Environmental assessments don't tell whole story say petitioners

By Thomas Wilson

STAR STAFF
twilson@starhq.com

   Petitioners seeking a public hearing for a uranium enrichment project believe a comprehensive environmental assessment -- covering both past and potential hazards -- is paramount to making the public aware of the potential dangers the project poses.
   Nuclear Fuel Services has requested two amendments to their Special Nuclear Material License to the U.S. Nuclear Regulatory Commission (NRC) to authorize modification to its special nuclear material processing operations in the Blended Low-Enriched Uranium (BLEU) Preparation Facility at nuclear fuel facilities in Erwin.
   One of the two petitions requesting a public hearing on the project was filed by a consortium of environmental groups including Friends of the Nolichucky River Valley and the State of Franklin Group of the Sierra Club. A second petition was filed by Kathy Helms-Hughes of Butler.
   Attorney Diane Curran, who is representing the Friends of the Nolichucky River Valley, said the NRC allowed NFS to submit what "essentially looks like one license application" in three separate parts.
   "It has forced anybody who wants to get involved in raising concerns about the project to file three separate requests for a hearing on what is one integrated project," said Curran.
   The amendment applications were divided into three parts: Part one was filed Feb. 28, 2002 for construction of the Uranyl Nitrate Storage Building to house the project. The second amendment application filed Oct. 11, 2002, covers the actual downblending of weapons grade uranium. The third application is expected to be submitted later this summer. A hearing on the petitions will not occur until the third license amendment is filed, Curran said.
   "In my experience, this is unusual," added Curran. "It becomes particularly cumbersome to have a hearing on a chopped up project like this when you are looking at environmental issues. We don't want to be separately litigating the same issues over and over again."

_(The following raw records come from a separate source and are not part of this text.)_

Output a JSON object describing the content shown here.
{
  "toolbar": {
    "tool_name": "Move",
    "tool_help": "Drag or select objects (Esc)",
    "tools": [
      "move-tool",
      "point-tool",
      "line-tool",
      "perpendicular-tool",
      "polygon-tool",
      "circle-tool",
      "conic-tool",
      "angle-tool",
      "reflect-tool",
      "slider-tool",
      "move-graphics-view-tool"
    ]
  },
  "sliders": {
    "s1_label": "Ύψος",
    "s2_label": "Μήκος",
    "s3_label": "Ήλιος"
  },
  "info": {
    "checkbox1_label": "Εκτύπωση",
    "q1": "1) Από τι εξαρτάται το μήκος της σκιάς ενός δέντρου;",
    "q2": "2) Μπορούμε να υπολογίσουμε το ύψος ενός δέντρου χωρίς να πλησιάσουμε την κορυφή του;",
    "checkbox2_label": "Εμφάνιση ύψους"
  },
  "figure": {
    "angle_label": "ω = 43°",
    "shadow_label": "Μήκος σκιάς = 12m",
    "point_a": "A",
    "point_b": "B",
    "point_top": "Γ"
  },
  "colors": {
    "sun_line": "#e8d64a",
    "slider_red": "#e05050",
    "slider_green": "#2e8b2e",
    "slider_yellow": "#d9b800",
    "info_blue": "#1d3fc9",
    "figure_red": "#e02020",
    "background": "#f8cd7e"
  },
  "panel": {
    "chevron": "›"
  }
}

   Attorneys for the petitioners filed a motion to combine the three amendment requests into one hearing, which was approved by a federal judge. "We are still going to file separate hearing requests on each application but there is only going to be one hearing," Curran said. The petitions also included a comprehensive Environmental Assessment (EA) and Environmental Impact Statement (EIS) be conducted by NRC on the project.
   The Friends' petition includes actress Park Overall -- a Greeneville native whose work includes the TV series "Empty Nest." Overall brings her saucy nature to opposing what she feels is a potential public safety threat to all of East Tennessee.

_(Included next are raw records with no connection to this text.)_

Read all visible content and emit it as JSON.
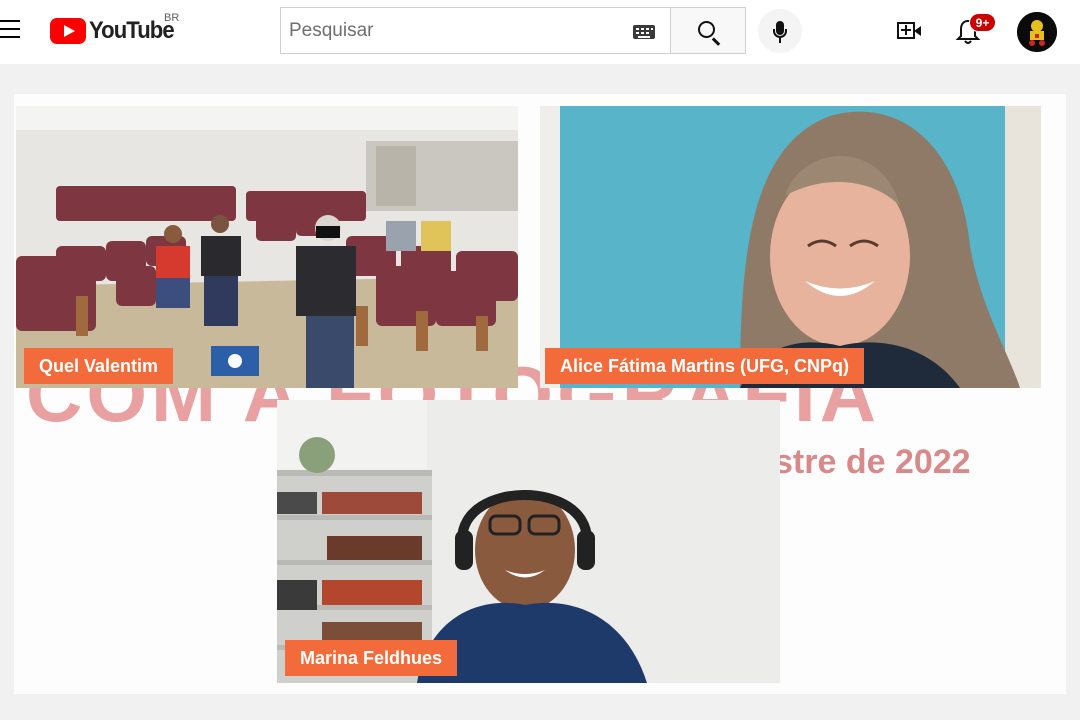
{
  "header": {
    "logo_text": "YouTube",
    "region": "BR",
    "search": {
      "placeholder": "Pesquisar",
      "value": ""
    },
    "notifications_count": "9+",
    "icons": [
      "menu-icon",
      "keyboard-icon",
      "search-icon",
      "mic-icon",
      "create-video-icon",
      "bell-icon",
      "avatar"
    ]
  },
  "video": {
    "background_title": "COM A FOTOGRAFIA",
    "background_subtitle": "stre de 2022",
    "participants": [
      {
        "name": "Quel Valentim"
      },
      {
        "name": "Alice Fátima Martins (UFG, CNPq)"
      },
      {
        "name": "Marina Feldhues"
      }
    ],
    "name_tag_color": "#f36b3a"
  },
  "colors": {
    "brand": "#ff0000",
    "badge": "#cc0000",
    "accent": "#f36b3a"
  }
}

   "The BLEU process you can't segment because one is not as bad, two is not as bad, three is not as bad," said Overall. "Put them all together, they are bad."

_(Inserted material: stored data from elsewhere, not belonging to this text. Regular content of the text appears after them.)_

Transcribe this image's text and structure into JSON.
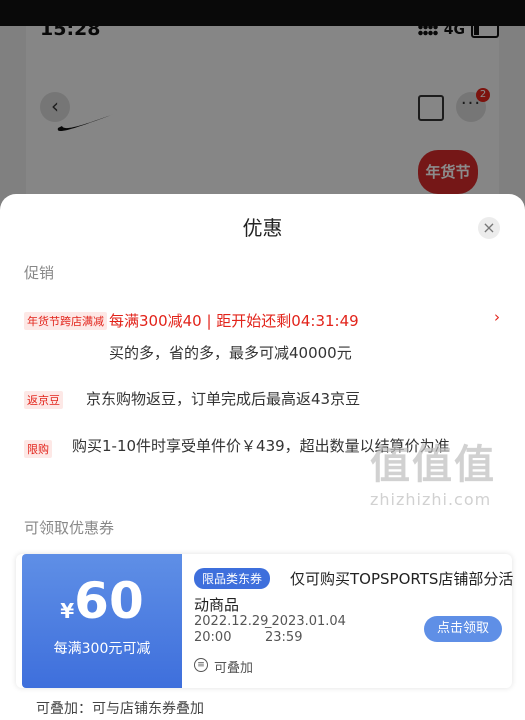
{
  "status": {
    "time": "15:28",
    "network": "4G"
  },
  "header": {
    "more_badge": "2",
    "festival_logo": "年货节"
  },
  "sheet": {
    "title": "优惠",
    "promo_section": "促销",
    "promotions": [
      {
        "tag": "年货节跨店满减",
        "main": "每满300减40 | 距开始还剩04:31:49",
        "sub": "买的多，省的多，最多可减40000元"
      },
      {
        "tag": "返京豆",
        "text": "京东购物返豆，订单完成后最高返43京豆"
      },
      {
        "tag": "限购",
        "text": "购买1-10件时享受单件价￥439，超出数量以结算价为准"
      }
    ],
    "coupon_section": "可领取优惠券",
    "coupon": {
      "currency": "¥",
      "amount": "60",
      "condition": "每满300元可减",
      "badge": "限品类东券",
      "description": "仅可购买TOPSPORTS店铺部分活动商品",
      "start_date": "2022.12.29",
      "start_time": "20:00",
      "end_date": "_2023.01.04",
      "end_time": "23:59",
      "stack_label": "可叠加",
      "button": "点击领取"
    },
    "footer": "可叠加：可与店铺东券叠加"
  },
  "watermark": {
    "big": "值值值",
    "small": "zhizhizhi.com"
  },
  "colors": {
    "accent_red": "#e2231a",
    "coupon_blue": "#3e6fdc"
  }
}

   The Friends' petition contends that the EA prepared by the NRC is not sufficient to support the company's license amendment request. The petition also reads that the project's existing EA does not serve as approval for the three proposed activities, but assesses the environmental impacts of the actions.
   The petition reads "The EA acknowledges that operation of the BPF is dangerous. The conversion of (highly enriched uranium) materials to low-enriched uranium dioxide at the BLEU project will require the handling, processing and storage of radioactive material and hazardous chemicals. An uncontrolled release of these materials from accidents could pose a risk to the environment as well as to workers and public health and safety."
   In her petition, Helms-Hughes writes that the water springs located in the vicinity of the lake -- all northeast of NFS -- are the source of drinking water for the city of Elizabethton and the communities of Hampton and Valley Forge.
   "It is not unreasonable to conclude that plutonium that has been carried on the wind from NFS has been deposited downwind in those springs, as well as Watauga Lake, and that those plutonium particles have bound themselves to invisibly small bits of rock or clay," Helms-Hughes writes in her petition.
   She points to research conducted at Lawrence Livermore National Laboratory in California and Los Alamos National Laboratory in New Mexico that has shown that plutonium attach invisibly to small bits of rock or clay in underground water, and that even when the particles were filtered out, they contained almost all of the radioactive material.
   Overall said petitioners wanted a legal EIS that accurately estimated the potential and past environmental impact facing citizens. "I want the people to come forward. They don't need to be afraid," said Overall.
   Curran said the company's environmental statements NFS admits to planned releases of contaminants -- albeit characterized as "very small" in the existing EA -- are going to go up.
   "The levels of contaminant in the water supply are going to go up," she said. "What they don't account for is, over the years they have had releases of contaminants into the environment that were not planned."
   The petitions requesting the hearing are expected to be heard by Alan Rosenthal, Presiding Officer of the Atomic Safety and Licensing Board for the NRC in Washington, D.C.
   "Any level of exposure to radiation has some level of risk to it," said Curran. "It is really unknown what the future may bring."